US authorities have reached out to several financial institutions asking them to make bids on the assets of troubled First Republic Bank, a source familiar with the matter told AFP.

It’s the lasters sign that the trouble that hit US and other banks in March has not yer dissipated.

First Republic has been under heavy pressure after the bankruptcies in early March of fellow regional banks Silicon Valley Bank and Signature Bank sparked fears of contagion.

But First Republic has failed to come up with a workable rescue plan and on Monday it disclosed that it had lost more than $US100 billion ($A151bn) in deposits in the first quarter, causing its shares to plummet.

The federal government finally stepped in with the Federal Deposit Insurance Corporation (FDIC), an agency in charge of guaranteeing bank deposits, and the US Treasury approaching six banks this week to gauge their interest in buying First Republic assets, according to the source, who spoke on condition of anonymity.

The source also said four of those six were likely to submit bids. First Republic declined to comment.
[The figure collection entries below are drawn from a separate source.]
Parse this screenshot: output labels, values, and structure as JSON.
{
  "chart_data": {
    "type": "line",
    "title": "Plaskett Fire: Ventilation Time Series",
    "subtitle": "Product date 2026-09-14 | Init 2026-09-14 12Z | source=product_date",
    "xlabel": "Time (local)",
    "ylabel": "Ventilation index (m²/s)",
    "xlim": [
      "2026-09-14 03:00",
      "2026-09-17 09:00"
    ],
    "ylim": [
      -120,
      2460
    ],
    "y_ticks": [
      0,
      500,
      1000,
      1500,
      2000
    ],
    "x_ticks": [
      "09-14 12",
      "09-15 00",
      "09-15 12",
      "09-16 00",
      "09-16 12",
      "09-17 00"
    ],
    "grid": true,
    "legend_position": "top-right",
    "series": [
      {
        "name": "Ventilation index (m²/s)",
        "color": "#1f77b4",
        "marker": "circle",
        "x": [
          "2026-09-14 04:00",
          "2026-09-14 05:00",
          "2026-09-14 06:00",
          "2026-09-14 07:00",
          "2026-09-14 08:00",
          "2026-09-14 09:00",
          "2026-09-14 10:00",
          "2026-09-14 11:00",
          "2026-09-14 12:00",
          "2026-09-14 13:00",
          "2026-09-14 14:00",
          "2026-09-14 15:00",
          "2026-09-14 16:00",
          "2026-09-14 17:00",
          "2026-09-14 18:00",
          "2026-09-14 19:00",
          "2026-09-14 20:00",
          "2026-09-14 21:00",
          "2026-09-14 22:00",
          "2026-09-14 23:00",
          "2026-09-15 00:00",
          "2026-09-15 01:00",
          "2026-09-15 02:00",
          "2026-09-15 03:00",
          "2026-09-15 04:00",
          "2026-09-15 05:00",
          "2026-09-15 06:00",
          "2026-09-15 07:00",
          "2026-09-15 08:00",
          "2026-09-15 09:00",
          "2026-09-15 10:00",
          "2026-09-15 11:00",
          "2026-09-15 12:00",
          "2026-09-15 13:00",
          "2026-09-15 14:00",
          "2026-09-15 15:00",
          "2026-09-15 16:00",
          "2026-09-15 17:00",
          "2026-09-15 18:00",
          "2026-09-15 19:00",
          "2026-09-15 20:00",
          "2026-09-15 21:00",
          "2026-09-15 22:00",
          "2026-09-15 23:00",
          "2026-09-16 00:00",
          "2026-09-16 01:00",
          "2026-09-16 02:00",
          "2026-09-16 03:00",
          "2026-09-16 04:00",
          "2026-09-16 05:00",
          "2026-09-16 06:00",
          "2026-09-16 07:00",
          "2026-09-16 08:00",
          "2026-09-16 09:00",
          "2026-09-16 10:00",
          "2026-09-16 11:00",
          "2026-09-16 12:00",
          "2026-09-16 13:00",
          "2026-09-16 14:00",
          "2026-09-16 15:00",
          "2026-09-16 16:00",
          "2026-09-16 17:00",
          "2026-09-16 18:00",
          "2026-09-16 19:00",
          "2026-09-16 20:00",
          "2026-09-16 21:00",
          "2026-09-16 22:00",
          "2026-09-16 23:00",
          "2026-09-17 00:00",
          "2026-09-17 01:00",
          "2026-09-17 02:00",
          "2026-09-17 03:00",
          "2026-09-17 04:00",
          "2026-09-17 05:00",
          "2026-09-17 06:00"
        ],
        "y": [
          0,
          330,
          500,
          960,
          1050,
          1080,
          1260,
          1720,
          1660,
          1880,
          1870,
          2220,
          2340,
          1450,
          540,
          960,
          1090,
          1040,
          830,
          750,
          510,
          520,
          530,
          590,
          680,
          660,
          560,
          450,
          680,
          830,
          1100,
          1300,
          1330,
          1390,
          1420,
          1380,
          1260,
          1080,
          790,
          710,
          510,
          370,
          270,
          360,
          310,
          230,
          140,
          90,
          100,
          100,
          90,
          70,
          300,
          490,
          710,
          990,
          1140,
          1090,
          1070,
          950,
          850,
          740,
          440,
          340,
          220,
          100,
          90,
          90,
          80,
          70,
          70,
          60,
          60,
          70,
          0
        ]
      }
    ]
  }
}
Several US media reported that the FDIC would initially take control of First Republic as part of the rescue plan.

The agency would then quickly sell some or all of the bank’s assets to another institution.

According to CNBC, if the deal goes through, it could be announced early Monday to placate First Republic customers.

With its assets standing at $US233 billion ($A353bn) at the end of March, First Republic would be the second largest bank to fall in US history — excluding investment banks, like Lehman Brothers — after Washington Mutual’s bankruptcy in 2008.